Salesforce, which has considerable skin in the wearables game, is out with a survey today showing that enterprises are trying out wearables for workplace security, employee time management, and real-time communication. Coming soon, the company says, are pilot projects in business analytics and field service.
Salesforce surveyed about 1,500 companies; of those, 500 said they were either using wearables or planning to use them. Of those, 79 percent said wearables in the enterprise were “strategic,” (the other 21 percent are presumably just messing around) and 86 percent said they would increase their spend over the next year.
Today, the company’s research said, enterprises are trying lots of things in more or less equal proportion: tracking workplace productivity, giving real-time access to customer data, providing hands-free instruction for field service or training for remote workers, augmented reality, and monitoring biometric vitals. But the future interest is narrowly tracking toward technologies that will improve customer experiences: access to customer data, analytics, field service data, and remote training.

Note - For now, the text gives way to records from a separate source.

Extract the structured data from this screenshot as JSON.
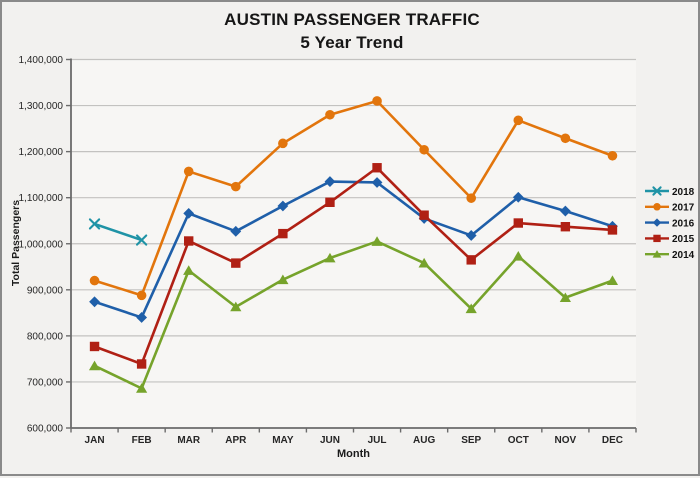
{
  "chart_data": {
    "type": "line",
    "title": "AUSTIN PASSENGER TRAFFIC",
    "subtitle": "5 Year Trend",
    "xlabel": "Month",
    "ylabel": "Total Passengers",
    "categories": [
      "JAN",
      "FEB",
      "MAR",
      "APR",
      "MAY",
      "JUN",
      "JUL",
      "AUG",
      "SEP",
      "OCT",
      "NOV",
      "DEC"
    ],
    "ylim": [
      600000,
      1400000
    ],
    "ytick_step": 100000,
    "ytick_labels": [
      "600,000",
      "700,000",
      "800,000",
      "900,000",
      "1,000,000",
      "1,100,000",
      "1,200,000",
      "1,300,000",
      "1,400,000"
    ],
    "grid": true,
    "legend_position": "right",
    "series": [
      {
        "name": "2018",
        "color": "#1F93A6",
        "marker": "x",
        "values": [
          1043000,
          1008000
        ]
      },
      {
        "name": "2017",
        "color": "#E2750C",
        "marker": "circle",
        "values": [
          920000,
          888000,
          1157000,
          1124000,
          1218000,
          1280000,
          1310000,
          1204000,
          1099000,
          1268000,
          1229000,
          1191000
        ]
      },
      {
        "name": "2016",
        "color": "#1F5FA9",
        "marker": "diamond",
        "values": [
          874000,
          840000,
          1066000,
          1027000,
          1082000,
          1135000,
          1133000,
          1055000,
          1018000,
          1101000,
          1071000,
          1038000
        ]
      },
      {
        "name": "2015",
        "color": "#B02014",
        "marker": "square",
        "values": [
          777000,
          739000,
          1006000,
          958000,
          1022000,
          1090000,
          1165000,
          1062000,
          965000,
          1045000,
          1037000,
          1030000
        ]
      },
      {
        "name": "2014",
        "color": "#76A32B",
        "marker": "triangle",
        "values": [
          735000,
          686000,
          942000,
          863000,
          922000,
          969000,
          1005000,
          958000,
          859000,
          973000,
          883000,
          920000
        ]
      }
    ]
  },
  "colors": {
    "background": "#F2F1EF",
    "plot_background": "#F7F6F4",
    "gridline": "#C3C2C0",
    "axis": "#6B6B6B",
    "border": "#8A8A8A",
    "text": "#262626"
  }
}
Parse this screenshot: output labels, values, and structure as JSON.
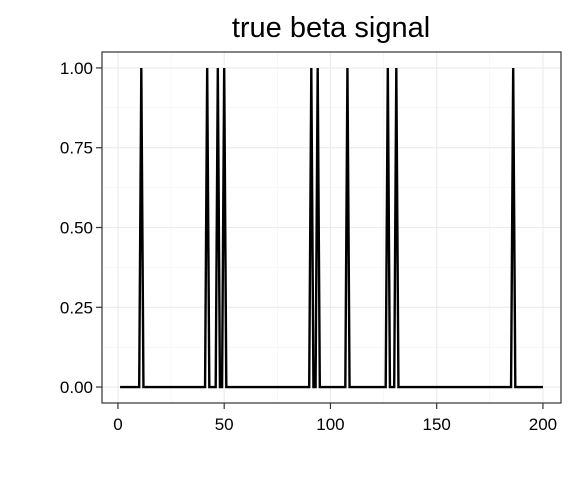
{
  "chart_data": {
    "type": "line",
    "title": "true beta signal",
    "xlabel": "",
    "ylabel": "",
    "xlim": [
      -7.5,
      208.5
    ],
    "ylim": [
      -0.05,
      1.05
    ],
    "x_ticks": [
      0,
      50,
      100,
      150,
      200
    ],
    "x_tick_labels": [
      "0",
      "50",
      "100",
      "150",
      "200"
    ],
    "y_ticks": [
      0,
      0.25,
      0.5,
      0.75,
      1
    ],
    "y_tick_labels": [
      "0.00",
      "0.25",
      "0.50",
      "0.75",
      "1.00"
    ],
    "grid": true,
    "theme": "bw",
    "legend": "none",
    "line_color": "#000000",
    "series": [
      {
        "n": 200,
        "nonzero_x": [
          11,
          42,
          47,
          50,
          91,
          94,
          108,
          127,
          131,
          186
        ],
        "nonzero_value": 1,
        "baseline_value": 0
      }
    ]
  }
}
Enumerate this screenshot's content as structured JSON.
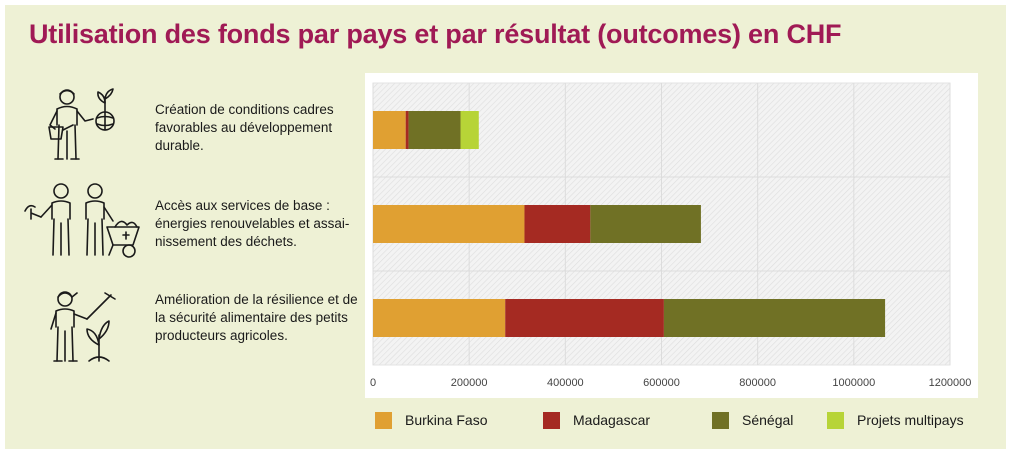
{
  "title": "Utilisation des fonds par pays et par résultat (outcomes) en CHF",
  "rows": [
    {
      "label": "Création de conditions cadres favorables au développement durable."
    },
    {
      "label": "Accès aux services de base : énergies renouvelables et assai-nissement des déchets."
    },
    {
      "label": "Amélioration de la résilience et de la sécurité alimentaire des petits producteurs agricoles."
    }
  ],
  "chart_data": {
    "type": "bar",
    "orientation": "horizontal",
    "stacked": true,
    "categories": [
      "Création de conditions cadres favorables au développement durable.",
      "Accès aux services de base : énergies renouvelables et assai-nissement des déchets.",
      "Amélioration de la résilience et de la sécurité alimentaire des petits producteurs agricoles."
    ],
    "series": [
      {
        "name": "Burkina Faso",
        "color": "#e0a032",
        "values": [
          68000,
          315000,
          275000
        ]
      },
      {
        "name": "Madagascar",
        "color": "#a52a22",
        "values": [
          6000,
          137000,
          330000
        ]
      },
      {
        "name": "Sénégal",
        "color": "#707125",
        "values": [
          108000,
          230000,
          460000
        ]
      },
      {
        "name": "Projets multipays",
        "color": "#b7d437",
        "values": [
          38000,
          0,
          0
        ]
      }
    ],
    "xlim": [
      0,
      1200000
    ],
    "xticks": [
      "0",
      "200000",
      "400000",
      "600000",
      "800000",
      "1000000",
      "1200000"
    ],
    "grid": true,
    "legend": "bottom"
  }
}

When asked about equipment, about half the respondents said that smart watches would have the largest impact on enterprises (40 percent), followed by digital bands or lanyards like the Nymi authentication bracelet (37 percent), smart glasses (36 percent). Fitness bands, smart cameras, and next-gen earbuds each were named by roughly a third of the survey pool.
A major remaining challenge is the collection of information by wearables. Visors and wristwear are good at presenting information, but less good at gathering and transmitting it. Of those surveyed, 23 percent said data collection and aggregation is major challenge, and just 8 percent said they were fully ready to take action of data gathered by wearables.